Funded by Hooters of America, LLC
The goal of “Campaign to Improve Access to Clinical Trials” at the University of Arizona Cancer Center (UACC) is to increase the clinical trial access to a diverse population in Arizona. Dr. Chalasani, Breast Cancer Disease Oriented Team Leader, will oversee the campaign to improves access by involving the breast multidisciplinary team, patient navigators and physician liaisons to develop educational materials and outreach programs. Patients and community physicians will be targeted through proposed outreach programs by developing targeted educational materials. Materials and training will be provided to introduce and educate about clinical trials to patients early by various members of their cancer team. The goal of this campaign is to become a model for other disease teams and cancer centers to implement to improve clinical trial enrollment.

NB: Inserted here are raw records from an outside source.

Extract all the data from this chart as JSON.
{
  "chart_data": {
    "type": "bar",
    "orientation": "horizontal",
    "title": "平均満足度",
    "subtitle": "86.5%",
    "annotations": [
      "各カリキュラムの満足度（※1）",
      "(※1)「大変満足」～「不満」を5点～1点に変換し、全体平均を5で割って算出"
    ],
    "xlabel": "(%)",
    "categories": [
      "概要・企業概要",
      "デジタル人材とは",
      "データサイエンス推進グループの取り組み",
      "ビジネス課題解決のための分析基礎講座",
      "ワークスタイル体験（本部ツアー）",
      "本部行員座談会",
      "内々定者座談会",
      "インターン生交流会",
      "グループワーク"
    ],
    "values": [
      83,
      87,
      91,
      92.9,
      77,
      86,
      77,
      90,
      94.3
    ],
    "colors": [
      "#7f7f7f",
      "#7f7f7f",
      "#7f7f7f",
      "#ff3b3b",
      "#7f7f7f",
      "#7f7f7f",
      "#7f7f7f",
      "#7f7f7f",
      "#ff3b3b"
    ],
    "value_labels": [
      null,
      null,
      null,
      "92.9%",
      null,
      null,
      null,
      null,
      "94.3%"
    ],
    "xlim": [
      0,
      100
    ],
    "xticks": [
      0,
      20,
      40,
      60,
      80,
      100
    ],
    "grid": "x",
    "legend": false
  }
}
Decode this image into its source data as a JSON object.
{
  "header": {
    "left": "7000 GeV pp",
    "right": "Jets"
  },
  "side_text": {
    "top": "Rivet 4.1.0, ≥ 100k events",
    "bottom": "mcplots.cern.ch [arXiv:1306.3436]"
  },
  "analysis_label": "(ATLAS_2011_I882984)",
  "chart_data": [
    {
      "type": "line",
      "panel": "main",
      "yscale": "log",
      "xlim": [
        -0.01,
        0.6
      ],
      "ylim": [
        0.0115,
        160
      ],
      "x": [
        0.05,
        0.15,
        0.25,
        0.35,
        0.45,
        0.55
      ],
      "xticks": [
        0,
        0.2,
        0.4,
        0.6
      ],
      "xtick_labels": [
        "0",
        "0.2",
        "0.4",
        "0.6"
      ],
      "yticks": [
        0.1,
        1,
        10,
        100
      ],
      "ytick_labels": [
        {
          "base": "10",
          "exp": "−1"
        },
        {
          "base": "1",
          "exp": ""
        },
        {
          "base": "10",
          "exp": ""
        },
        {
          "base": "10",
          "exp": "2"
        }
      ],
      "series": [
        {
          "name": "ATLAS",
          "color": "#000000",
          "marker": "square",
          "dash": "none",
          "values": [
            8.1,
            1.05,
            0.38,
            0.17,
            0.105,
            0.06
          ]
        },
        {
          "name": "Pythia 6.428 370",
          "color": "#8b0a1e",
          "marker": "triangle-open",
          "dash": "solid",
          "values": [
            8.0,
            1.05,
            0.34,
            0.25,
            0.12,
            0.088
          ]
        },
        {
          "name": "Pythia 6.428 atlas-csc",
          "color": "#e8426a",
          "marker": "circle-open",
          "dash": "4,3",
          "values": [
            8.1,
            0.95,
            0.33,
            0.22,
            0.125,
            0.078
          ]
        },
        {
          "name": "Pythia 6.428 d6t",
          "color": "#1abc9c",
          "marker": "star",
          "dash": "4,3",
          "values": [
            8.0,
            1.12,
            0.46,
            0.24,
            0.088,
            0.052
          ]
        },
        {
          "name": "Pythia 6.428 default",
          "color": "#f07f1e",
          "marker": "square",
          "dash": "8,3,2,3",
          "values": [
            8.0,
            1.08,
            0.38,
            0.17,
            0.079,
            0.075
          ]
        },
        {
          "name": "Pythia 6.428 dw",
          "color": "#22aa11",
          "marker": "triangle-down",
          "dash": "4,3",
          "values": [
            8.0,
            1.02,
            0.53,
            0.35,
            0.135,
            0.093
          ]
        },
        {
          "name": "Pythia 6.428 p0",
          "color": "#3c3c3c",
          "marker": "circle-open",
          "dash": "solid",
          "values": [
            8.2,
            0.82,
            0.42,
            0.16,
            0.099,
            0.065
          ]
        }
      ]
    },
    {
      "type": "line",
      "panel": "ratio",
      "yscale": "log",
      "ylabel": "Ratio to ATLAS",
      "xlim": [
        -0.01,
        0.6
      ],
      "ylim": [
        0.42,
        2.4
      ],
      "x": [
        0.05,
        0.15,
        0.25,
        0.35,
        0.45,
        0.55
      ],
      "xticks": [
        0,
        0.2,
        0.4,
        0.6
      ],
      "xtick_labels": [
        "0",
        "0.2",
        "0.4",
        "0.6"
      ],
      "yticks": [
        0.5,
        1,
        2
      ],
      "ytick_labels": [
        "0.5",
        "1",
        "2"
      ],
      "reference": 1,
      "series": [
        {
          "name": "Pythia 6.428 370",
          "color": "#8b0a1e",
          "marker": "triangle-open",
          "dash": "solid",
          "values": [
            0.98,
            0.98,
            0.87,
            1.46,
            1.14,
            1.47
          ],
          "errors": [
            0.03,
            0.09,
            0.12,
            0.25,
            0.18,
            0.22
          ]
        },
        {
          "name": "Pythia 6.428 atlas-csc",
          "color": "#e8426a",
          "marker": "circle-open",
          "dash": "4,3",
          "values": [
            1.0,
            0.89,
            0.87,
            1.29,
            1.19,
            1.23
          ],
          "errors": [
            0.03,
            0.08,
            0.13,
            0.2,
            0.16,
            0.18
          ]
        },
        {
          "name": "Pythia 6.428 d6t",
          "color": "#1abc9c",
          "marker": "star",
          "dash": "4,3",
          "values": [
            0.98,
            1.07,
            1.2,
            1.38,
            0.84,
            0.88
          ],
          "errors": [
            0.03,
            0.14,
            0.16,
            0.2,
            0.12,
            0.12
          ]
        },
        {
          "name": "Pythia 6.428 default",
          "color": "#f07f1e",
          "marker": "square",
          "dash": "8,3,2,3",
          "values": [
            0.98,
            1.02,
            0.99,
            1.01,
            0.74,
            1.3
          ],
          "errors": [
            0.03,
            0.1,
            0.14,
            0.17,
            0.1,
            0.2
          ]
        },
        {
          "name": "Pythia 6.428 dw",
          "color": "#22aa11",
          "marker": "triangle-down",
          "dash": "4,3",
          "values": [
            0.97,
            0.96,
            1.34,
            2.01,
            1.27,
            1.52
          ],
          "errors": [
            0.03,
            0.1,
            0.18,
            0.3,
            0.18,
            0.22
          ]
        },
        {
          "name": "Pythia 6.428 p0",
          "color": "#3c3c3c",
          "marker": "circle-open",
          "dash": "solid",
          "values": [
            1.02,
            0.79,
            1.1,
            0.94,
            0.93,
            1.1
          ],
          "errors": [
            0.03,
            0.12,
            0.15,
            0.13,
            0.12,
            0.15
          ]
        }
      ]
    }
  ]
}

The Duke Cancer Institute and the College of Veterinary Medicine at N.C. State University formed a Comparative Oncology Consortium (COC), taking advantage of their expertise and national leadership in their respective disciplines and their geographic proximity. The goals are to collaborate in pre-clinical and clinical cancer research activities in order to advance our understanding of both cancer causation (a high incidence of specific cancers in specific dog breeds provides opportunities to identify new cancer susceptibility genes and environmental factors in cancer causation) and of behaviors and genetics of specific tumor types, as well as to coordinate clinical trials in humans and canines so that novel therapies can be tested in both settings, with information gained in one setting informing the other. In addition to response outcomes of these cancer therapies, the ability to use biomarkers and pharmacology in the canine models can be a novel addition to the characterization of these new cancer therapies and these insights could result in significant enhancements of clinical trial designs (including dosing, scheduling, and combination therapies) when these treatments are tested in human clinical trials. Cost savings and improved clinical trials design would help encourage pharmaceutical companies to use the canine models as part of the assessment process and would benefit the canine patients by giving them access to these novel therapies.